[Paper] [Installation] [Usage] [Mortar Mayhem] [Mystery Path] [Searing Spotlights] [Training]
Memory Gym: Partially Observable Challenges for Memory-Based Agents
Memory Gym features the environments Mortar Mayhem, Mystery Path, and Searing Spotlights that are inspired by some mini games of Pummel Party.

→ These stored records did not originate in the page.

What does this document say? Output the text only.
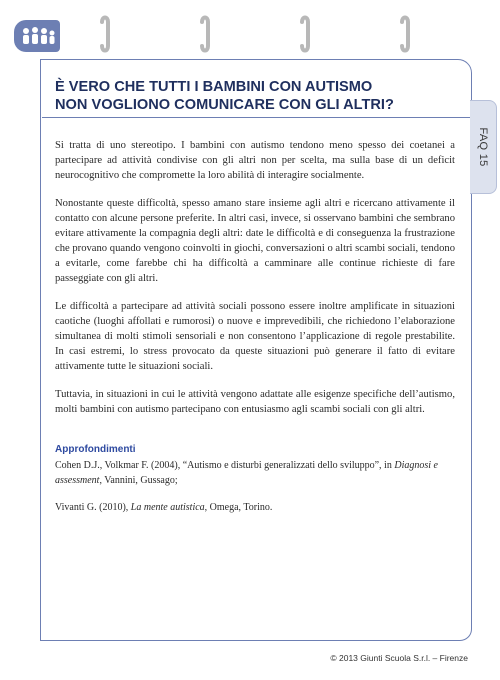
FAQ 15
È VERO CHE TUTTI I BAMBINI CON AUTISMO
NON VOGLIONO COMUNICARE CON GLI ALTRI?

Si tratta di uno stereotipo. I bambini con autismo tendono meno spesso dei coetanei a partecipare ad attività condivise con gli altri non per scelta, ma sulla base di un deficit neurocognitivo che compromette la loro abilità di interagire socialmente.

Nonostante queste difficoltà, spesso amano stare insieme agli altri e ricercano attivamente il contatto con alcune persone preferite. In altri casi, invece, si osservano bambini che sembrano evitare attivamente la compagnia degli altri: date le difficoltà e di conseguenza la frustrazione che provano quando vengono coinvolti in giochi, conversazioni o altri scambi sociali, tendono a evitarle, come farebbe chi ha difficoltà a camminare alle continue richieste di fare passeggiate con gli altri.

Le difficoltà a partecipare ad attività sociali possono essere inoltre amplificate in situazioni caotiche (luoghi affollati e rumorosi) o nuove e imprevedibili, che richiedono l’elaborazione simultanea di molti stimoli sensoriali e non consentono l’applicazione di regole prestabilite. In casi estremi, lo stress provocato da queste situazioni può generare il fatto di evitare attivamente tutte le situazioni sociali.

Tuttavia, in situazioni in cui le attività vengono adattate alle esigenze specifiche dell’autismo, molti bambini con autismo partecipano con entusiasmo agli scambi sociali con gli altri.

Approfondimenti

Cohen D.J., Volkmar F. (2004), “Autismo e disturbi generalizzati dello sviluppo”, in Diagnosi e assessment, Vannini, Gussago;

Vivanti G. (2010), La mente autistica, Omega, Torino.

© 2013 Giunti Scuola S.r.l. – Firenze
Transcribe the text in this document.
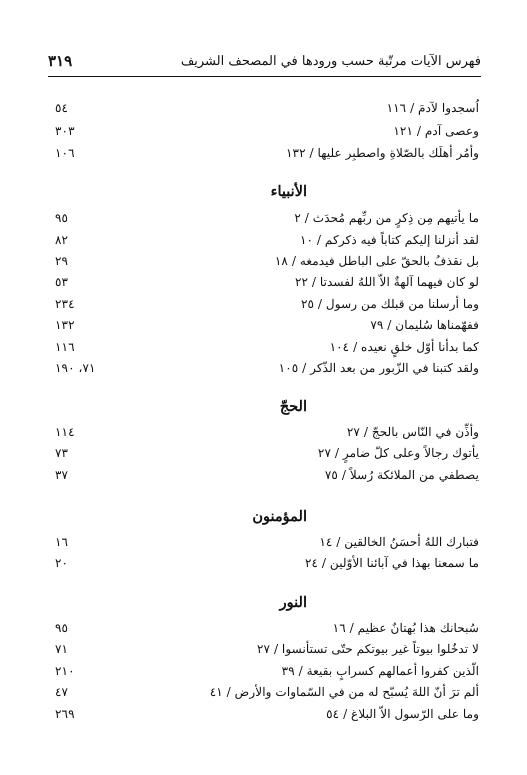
فهرس الآيات مرتّبة حسب ورودها في المصحف الشريف
٣١٩
اُسجدوا لآدمَ / ١١٦
٥٤
وعصى آدم / ١٢١
٣٠٣
وأمُر أهلَك بالصّلاةِ واصطبِر عليها / ١٣٢
١٠٦
الأنبياء
ما يأتيهم مِن ذِكرٍ من ربِّهم مُحدَث / ٢
٩٥
لقد أنزلنا إليكم كتاباً فيه ذكركم / ١٠
٨٢
بل نقذفُ بالحقّ على الباطل فيدمغه / ١٨
٢٩
لو كان فيهما آلهةٌ الاّ اللهُ لفسدتا / ٢٢
٥٣
وما أرسلنا من قبلك من رسول / ٢٥
٢٣٤
ففهّمناها سُليمان / ٧٩
١٣٢
كما بدأنا أوّل خلقٍ نعيده / ١٠٤
١١٦
ولقد كتبنا في الزّبور من بعد الذّكر / ١٠٥
٧١، ١٩٠
الحجّ
وأذِّن في النّاس بالحجّ / ٢٧
١١٤
يأتوك رجالاً وعلى كلّ ضامرٍ / ٢٧
٧٣
يصطفي من الملائكة رُسلاً / ٧٥
٣٧
المؤمنون
فتبارك اللهُ أحسَنُ الخالقين / ١٤
١٦
ما سمعنا بهذا في آبائنا الأوّلين / ٢٤
٢٠
النور
سُبحانك هذا بُهتانٌ عظيم / ١٦
٩٥
لا تدخُلوا بيوتاً غير بيوتكم حتّى تستأنسوا / ٢٧
٧١
الّذين كفروا أعمالهم كسرابٍ بقيعة / ٣٩
٢١٠
ألم ترَ أنّ اللهَ يُسبّح له من في السّماوات والأرض / ٤١
٤٧
وما على الرّسول الاّ البلاغ / ٥٤
٢٦٩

These environments shall benchmark an agent's memory to
- memorize events across long sequences,
- generalize,
- and be robust to noise.
Citation
@inproceedings{pleines2023memory,
title={Memory Gym: Partially Observable Challenges to Memory-Based Agents},
author={Marco Pleines and Matthias Pallasch and Frank Zimmer and Mike Preuss},
booktitle={International Conference on Learning Representations},
year={2023},
url={https://openreview.net/forum?id=jHc8dCx6DDr}
}
Installation
Major dependencies:
- gymnasium==0.26.3
- PyGame
conda create -n memory-gym python=3.7 --yes
conda activate memory-gym
pip install memory-gym
or
conda create -n memory-gym python=3.7 --yes
conda activate memory-gym
git clone https://github.com/MarcoMeter/drl-memory-gym.git
cd drl-memory-gym
pip install -e .
Usage
Executing the environment using random actions:
import memory_gym
import gymnasium as gym
env = gym.make("SearingSpotlights-v0")
# env = gym.make("MortarMayhem-v0")
# env = gym.make("MortarMayhem-Grid-v0")
# env = gym.make("MortarMayhemB-v0")
# env = gym.make("MortarMayhemB-Grid-v0")
# env = gym.make("MysteryPath-v0")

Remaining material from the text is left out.